Head of UK5G
With the government predicting that 5G will achieve £173Bn incremental revenue in its first decade, UK factories have been running trials of this new technology for just over a year.
Initial results suggest that manufacturing could see a 1% increase in productivity from this new technology thanks to improved service quality, increased understanding of machine health and decreased machinery downtime.
Reducing machinery downtime
Sensor networks in a factory are nothing new. But 5G enables the connection of considerably more sensors in the same area and real-time data analysis, both of which can improve a factory floor manager’s decision making process. This idea of a dense sensor network gathering data on pressures, vibrations, temperatures and more, is the Massive Machine Type Communications pillar of 5G.
Worcester Bosch is one of the companies leading the charge in the trials of 5G in manufacturing. The team there believe that 5G has the potential to increase the efficiency of their plant by using such a sensor network to reduce the amount of time that machinery is out of action. They have installed 100 5G-connected sensors and two high resolution cameras on the factory floor. This equipment currently only focuses on the upstream section of production where the components are made as it is more heavily automated than the assembly area.
When comparing the speed of 4G and 5G-connected robots, Nokia found that the latter offered huge 260% productivity gain thanks to 5G’s significantly lower latency.
Improvements to customer service
Another manufacturer in the Worcestershire 5G Consortium, one of the six use case trials funded by the Department for Culture, Media and Sport of which Bosch is a part, is the machine tool builder Yamazaki Mazak.

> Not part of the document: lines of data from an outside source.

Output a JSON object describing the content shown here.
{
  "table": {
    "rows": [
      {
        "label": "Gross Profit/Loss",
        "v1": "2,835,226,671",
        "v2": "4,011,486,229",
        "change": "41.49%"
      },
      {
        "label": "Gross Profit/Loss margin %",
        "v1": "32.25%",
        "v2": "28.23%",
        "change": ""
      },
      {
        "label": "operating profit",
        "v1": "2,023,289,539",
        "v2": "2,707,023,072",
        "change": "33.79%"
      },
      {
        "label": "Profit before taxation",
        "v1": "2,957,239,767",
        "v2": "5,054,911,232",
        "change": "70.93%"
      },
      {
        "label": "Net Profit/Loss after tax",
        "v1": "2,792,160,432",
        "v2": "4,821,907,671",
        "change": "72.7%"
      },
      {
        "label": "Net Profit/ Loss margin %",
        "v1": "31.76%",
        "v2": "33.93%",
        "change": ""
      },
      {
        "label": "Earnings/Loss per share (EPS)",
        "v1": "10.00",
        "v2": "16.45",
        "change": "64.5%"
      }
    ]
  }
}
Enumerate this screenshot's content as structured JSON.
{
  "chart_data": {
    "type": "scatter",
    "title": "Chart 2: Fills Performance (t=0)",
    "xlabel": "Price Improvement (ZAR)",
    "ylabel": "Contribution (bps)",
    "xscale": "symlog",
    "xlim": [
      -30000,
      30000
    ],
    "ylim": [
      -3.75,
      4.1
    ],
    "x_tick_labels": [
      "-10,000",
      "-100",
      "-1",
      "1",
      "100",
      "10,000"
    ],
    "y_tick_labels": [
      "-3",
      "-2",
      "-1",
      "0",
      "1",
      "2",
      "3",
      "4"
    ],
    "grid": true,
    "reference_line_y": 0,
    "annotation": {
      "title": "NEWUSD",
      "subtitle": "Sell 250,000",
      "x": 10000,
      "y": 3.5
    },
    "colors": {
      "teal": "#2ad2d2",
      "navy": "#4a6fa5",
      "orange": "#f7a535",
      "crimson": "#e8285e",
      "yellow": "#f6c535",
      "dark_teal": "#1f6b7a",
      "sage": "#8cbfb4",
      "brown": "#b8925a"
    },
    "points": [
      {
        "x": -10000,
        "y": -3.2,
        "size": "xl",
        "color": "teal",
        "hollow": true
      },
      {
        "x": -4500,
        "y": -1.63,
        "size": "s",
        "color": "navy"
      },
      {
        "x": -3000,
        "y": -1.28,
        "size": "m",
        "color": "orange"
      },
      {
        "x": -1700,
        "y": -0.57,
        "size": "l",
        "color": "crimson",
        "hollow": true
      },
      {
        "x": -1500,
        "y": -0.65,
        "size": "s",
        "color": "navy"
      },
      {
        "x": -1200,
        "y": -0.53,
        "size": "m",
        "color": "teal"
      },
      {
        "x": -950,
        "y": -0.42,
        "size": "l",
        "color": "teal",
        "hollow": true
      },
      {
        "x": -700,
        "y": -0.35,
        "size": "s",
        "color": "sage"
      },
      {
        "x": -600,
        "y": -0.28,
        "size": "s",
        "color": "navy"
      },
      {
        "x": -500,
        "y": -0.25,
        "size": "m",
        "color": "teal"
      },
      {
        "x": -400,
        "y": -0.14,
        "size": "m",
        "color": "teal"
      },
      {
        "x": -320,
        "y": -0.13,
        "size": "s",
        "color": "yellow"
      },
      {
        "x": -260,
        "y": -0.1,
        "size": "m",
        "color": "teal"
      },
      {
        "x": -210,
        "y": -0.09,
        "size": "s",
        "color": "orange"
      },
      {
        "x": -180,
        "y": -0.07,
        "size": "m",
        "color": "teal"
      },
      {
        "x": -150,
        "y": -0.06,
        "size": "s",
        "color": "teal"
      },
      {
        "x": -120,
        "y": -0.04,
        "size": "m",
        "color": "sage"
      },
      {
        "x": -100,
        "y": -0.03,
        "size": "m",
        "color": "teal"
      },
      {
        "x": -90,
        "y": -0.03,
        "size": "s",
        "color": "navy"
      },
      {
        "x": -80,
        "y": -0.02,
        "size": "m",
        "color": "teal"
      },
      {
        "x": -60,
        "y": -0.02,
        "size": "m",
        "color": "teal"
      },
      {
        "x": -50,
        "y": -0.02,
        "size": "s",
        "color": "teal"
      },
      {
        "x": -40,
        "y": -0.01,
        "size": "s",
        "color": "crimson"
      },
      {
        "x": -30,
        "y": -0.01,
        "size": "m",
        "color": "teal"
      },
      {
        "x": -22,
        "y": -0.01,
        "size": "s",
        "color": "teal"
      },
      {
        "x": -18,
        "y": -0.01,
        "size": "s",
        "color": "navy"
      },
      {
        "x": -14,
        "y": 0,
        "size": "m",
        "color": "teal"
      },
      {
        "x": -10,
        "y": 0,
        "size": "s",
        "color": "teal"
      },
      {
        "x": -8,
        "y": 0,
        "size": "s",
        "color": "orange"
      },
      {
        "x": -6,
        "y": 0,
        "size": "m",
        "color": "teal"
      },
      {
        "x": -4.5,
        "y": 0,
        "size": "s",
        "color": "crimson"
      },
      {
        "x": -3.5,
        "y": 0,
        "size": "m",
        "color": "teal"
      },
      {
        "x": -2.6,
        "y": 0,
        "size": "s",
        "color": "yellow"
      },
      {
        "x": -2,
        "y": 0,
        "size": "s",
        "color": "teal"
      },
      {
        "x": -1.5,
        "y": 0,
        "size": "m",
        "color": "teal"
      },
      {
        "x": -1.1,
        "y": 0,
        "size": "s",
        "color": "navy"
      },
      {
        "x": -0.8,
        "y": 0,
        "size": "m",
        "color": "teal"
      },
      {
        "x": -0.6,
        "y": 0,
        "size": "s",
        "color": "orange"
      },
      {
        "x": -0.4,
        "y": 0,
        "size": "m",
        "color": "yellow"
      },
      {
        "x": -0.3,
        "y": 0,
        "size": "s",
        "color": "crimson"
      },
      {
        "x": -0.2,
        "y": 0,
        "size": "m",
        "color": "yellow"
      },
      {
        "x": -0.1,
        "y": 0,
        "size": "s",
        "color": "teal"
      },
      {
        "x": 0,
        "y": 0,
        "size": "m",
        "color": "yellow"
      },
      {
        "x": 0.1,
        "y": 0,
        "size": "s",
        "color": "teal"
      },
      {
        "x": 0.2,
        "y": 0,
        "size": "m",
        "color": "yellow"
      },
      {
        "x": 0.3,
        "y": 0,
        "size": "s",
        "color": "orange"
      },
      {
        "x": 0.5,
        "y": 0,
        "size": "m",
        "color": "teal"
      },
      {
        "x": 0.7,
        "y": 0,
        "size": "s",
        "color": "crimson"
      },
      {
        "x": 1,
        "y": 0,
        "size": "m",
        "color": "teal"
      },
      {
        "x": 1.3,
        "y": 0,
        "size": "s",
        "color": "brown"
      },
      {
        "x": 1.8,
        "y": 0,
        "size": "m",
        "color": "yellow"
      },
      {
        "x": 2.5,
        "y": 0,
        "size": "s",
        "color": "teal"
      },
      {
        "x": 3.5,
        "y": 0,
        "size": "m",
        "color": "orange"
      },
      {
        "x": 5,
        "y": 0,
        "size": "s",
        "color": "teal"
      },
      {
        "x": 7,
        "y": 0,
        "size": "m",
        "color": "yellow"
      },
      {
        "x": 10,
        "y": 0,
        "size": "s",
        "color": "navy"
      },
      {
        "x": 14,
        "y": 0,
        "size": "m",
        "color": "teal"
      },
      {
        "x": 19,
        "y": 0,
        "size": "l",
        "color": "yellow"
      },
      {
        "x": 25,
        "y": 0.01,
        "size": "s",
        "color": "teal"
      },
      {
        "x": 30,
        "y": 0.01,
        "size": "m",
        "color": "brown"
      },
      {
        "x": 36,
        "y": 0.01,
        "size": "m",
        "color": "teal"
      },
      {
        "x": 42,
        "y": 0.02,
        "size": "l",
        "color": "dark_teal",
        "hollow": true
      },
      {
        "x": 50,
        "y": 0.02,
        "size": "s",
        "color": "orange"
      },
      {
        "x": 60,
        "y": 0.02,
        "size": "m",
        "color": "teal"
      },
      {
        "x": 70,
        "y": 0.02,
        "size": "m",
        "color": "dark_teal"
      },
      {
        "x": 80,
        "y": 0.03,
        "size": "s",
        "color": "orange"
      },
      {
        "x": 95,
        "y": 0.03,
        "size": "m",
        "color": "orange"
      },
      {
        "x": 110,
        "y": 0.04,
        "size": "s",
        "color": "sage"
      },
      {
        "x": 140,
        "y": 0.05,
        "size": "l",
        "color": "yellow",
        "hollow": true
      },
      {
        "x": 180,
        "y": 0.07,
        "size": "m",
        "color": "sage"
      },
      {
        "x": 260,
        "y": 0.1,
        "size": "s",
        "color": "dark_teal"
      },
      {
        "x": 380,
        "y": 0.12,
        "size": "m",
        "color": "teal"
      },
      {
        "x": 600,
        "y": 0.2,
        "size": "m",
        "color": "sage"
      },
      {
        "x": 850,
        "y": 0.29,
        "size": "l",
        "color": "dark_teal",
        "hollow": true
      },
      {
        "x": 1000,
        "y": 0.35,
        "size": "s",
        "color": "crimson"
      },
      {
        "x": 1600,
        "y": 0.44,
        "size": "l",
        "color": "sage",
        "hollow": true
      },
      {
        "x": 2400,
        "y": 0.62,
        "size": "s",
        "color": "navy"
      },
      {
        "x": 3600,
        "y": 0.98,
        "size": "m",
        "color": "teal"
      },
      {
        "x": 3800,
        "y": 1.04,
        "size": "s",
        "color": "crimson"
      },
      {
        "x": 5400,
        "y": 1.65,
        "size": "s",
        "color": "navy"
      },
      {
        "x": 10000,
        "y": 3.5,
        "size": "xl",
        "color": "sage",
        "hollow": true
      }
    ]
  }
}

This company is deploying 5G to save customers time and money and provide a higher level of service quality.
Using a 5G-enabled augmented reality headset equipped with an HD camera and a microphone, an on-site Yamazaki Mazak service engineer can stream exactly what he is seeing to a remote expert and receive step-by-step instructions instantaneously on how to fix an issue, if he is unclear how to proceed himself. This reduces the risk of service engineers needing to return for a second visit if the first respondent is not trained to handle the issue that he encounters.
Robots work faster with 5G
Elsewhere, in Nokia’s ‘factory of the future’, employees work alongside complex sensor networks, computer vision technology and autonomous robots traverse the factory floor. When comparing the speed of 4G and 5G-connected robots, Nokia found that the latter offered huge 260% productivity gain thanks to 5G’s significantly lower latency.
Collaboration is key to success
Early participants of 5G trials in manufacturing are starting to share their lessons with the rest of the community. Unsurprisingly, skills have emerged as the potential roadblock to deployment. A 5G-enabled factory will require employees that not only understand manufacturing processes, but also the IoT engineering that will enable managers to make better decisions. Ongoing collaboration and communication between the UK Government, the technology sector and manufacturers will be key to ensuring the UK fills this skills gap and maximises the productivity potential of 5G.